There's this certain tension because on the one hand, I am strong enough to not really care what others think of me and at the same time, there's part of me that absolutely cares what others think of me. 

Then, I realize that I think God can relate. 

This is the exact argument that Moses kept making with God as Israel traveled in the wilderness. God was frustrated with His people. He was trying to do a thing, and they were messing everything up. It looked like things weren't going according to plan. So God kept saying you know what? I'm done. I'm gonna wipe this slate clean and start over. I'm going to build up a generation that won't be so darned rebellious. 

And Moses says...maybe You don't want to do that, God. 

Maybe You don't want to destroy Your people in the wilderness. Maybe You don't want to fail to bring them into the Promised Land. Maybe You don't want to turn Your back on them, even though they've turned their back on You.

Why? 

Because if You do, the world will say You couldn't do it. The world will say You failed. The world will say You aren't as good, as powerful, as loving, as gracious, as merciful, as capable as You claim to be. The world will think less of You if You change Your plans now. 

And all of a sudden, that pressure I feel that the world is watching doesn't seem so silly after all. 

At the end of the day, it's not really about me. I recognize this. I live my life in a bold declaration of faith. I give the glory to God. (I hope.) I make claims about who He is and what He's doing and how my soul comes to life in the goodness of His amazing grace. 

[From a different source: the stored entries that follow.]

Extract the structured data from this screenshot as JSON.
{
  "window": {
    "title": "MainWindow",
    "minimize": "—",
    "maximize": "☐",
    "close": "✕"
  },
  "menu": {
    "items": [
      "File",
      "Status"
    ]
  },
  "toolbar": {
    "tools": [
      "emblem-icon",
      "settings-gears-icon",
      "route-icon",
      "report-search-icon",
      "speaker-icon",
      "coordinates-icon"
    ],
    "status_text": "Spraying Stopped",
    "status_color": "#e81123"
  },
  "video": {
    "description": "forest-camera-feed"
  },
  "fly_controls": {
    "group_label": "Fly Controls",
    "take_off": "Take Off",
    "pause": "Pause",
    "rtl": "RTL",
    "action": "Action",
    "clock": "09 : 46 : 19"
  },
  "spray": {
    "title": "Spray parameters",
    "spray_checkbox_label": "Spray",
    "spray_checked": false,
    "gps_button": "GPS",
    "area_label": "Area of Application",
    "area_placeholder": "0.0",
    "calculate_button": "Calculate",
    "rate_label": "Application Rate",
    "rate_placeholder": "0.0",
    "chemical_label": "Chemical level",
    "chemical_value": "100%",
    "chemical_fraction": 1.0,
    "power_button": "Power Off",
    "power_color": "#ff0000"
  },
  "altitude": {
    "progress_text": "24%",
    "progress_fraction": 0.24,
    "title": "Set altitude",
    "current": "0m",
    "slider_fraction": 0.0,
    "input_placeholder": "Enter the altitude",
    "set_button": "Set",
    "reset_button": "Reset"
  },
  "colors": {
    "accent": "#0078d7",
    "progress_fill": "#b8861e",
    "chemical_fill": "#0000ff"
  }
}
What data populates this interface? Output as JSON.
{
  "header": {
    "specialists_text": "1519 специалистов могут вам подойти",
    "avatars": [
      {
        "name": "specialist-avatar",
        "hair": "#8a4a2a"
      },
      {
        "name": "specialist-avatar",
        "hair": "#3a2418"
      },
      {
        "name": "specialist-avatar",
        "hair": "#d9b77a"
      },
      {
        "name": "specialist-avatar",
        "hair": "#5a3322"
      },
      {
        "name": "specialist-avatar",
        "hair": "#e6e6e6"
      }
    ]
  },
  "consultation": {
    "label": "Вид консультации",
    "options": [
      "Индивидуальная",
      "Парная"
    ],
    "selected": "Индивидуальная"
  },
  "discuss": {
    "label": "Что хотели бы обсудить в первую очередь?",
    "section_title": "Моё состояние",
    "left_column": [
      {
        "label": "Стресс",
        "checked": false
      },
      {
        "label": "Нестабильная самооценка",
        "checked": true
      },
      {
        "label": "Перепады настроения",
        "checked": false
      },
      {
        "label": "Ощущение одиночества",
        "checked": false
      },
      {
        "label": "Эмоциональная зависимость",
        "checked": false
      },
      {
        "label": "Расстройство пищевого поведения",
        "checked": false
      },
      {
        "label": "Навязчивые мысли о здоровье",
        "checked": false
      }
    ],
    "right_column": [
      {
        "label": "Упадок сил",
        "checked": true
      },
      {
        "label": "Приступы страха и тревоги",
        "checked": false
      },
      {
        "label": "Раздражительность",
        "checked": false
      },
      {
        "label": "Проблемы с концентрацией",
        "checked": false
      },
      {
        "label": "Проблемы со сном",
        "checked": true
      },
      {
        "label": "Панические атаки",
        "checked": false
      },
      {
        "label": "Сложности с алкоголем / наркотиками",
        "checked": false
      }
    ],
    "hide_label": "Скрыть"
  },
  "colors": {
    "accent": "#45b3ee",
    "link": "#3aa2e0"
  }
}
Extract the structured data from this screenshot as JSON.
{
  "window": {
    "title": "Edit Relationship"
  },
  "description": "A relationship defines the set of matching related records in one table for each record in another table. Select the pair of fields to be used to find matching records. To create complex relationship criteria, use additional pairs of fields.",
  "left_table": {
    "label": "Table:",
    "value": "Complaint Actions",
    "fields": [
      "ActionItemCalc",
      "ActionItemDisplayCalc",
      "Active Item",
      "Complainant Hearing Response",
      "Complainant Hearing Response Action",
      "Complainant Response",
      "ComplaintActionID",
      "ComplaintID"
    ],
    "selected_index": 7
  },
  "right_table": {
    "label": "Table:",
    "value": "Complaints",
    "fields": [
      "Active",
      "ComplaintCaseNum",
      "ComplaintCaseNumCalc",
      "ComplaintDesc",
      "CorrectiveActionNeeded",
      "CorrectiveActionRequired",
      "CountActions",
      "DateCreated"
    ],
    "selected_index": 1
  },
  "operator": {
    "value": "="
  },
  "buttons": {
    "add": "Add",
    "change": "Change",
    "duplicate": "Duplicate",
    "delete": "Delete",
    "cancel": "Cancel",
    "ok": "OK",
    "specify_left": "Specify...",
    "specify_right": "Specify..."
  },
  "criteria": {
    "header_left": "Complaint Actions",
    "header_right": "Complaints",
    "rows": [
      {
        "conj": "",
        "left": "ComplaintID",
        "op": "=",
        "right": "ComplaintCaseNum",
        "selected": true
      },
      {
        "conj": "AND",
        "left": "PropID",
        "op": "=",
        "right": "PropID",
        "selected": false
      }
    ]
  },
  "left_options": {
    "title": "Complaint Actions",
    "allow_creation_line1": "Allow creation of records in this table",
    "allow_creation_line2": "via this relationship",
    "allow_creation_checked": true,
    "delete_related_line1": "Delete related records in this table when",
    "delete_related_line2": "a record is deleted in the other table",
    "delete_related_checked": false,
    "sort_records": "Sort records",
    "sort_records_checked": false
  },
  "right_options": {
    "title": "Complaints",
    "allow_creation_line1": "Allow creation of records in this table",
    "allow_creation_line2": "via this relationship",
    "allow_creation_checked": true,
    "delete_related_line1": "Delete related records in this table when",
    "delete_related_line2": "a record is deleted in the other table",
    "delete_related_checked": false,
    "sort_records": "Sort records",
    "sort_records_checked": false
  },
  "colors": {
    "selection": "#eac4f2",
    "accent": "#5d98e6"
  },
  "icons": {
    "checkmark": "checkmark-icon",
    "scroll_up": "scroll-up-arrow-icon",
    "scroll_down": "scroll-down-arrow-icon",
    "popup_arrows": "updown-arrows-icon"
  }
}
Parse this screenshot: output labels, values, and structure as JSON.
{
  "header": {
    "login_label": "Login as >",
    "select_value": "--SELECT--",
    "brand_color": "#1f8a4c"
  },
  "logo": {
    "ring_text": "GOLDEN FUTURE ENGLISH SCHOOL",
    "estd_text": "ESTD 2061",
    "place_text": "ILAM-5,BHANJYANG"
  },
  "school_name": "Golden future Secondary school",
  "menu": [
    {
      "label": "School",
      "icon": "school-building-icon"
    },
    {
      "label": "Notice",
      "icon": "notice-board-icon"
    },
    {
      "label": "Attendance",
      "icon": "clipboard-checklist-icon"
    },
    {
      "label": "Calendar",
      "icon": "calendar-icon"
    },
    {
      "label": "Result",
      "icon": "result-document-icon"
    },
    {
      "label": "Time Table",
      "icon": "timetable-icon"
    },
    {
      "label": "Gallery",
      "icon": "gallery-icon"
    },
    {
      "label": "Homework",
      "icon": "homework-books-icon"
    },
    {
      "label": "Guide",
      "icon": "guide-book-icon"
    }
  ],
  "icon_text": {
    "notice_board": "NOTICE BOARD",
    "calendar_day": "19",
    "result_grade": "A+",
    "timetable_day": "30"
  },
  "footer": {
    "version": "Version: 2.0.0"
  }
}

So if I fail, it's not just that the world will think I'm a failure. It's not just that they won't understand that I don't view failure as final. It's that maybe they'll look at my life and not understand that even though this looks like a loss, I still believe in a win. I'm still waiting on God to do it. I'm still actively pursuing it. 

I worry what the world will think of me, but that is - at least in part - because I worry what the world will think of my God, who gets all the glory for my life. (Yes, of course, I am a fallen human and self-centered and do consider myself, too. I'm not pretending that I don't.)

I read these scenes in Exodus, where Moses uses the same argument I'm wrestling with in my own life to convince God that maybe He wants to reconsider, and I think...maybe it's not so silly after all to care what the world thinks about what it sees. 

Maybe...it helps me understand the heart of God a little more.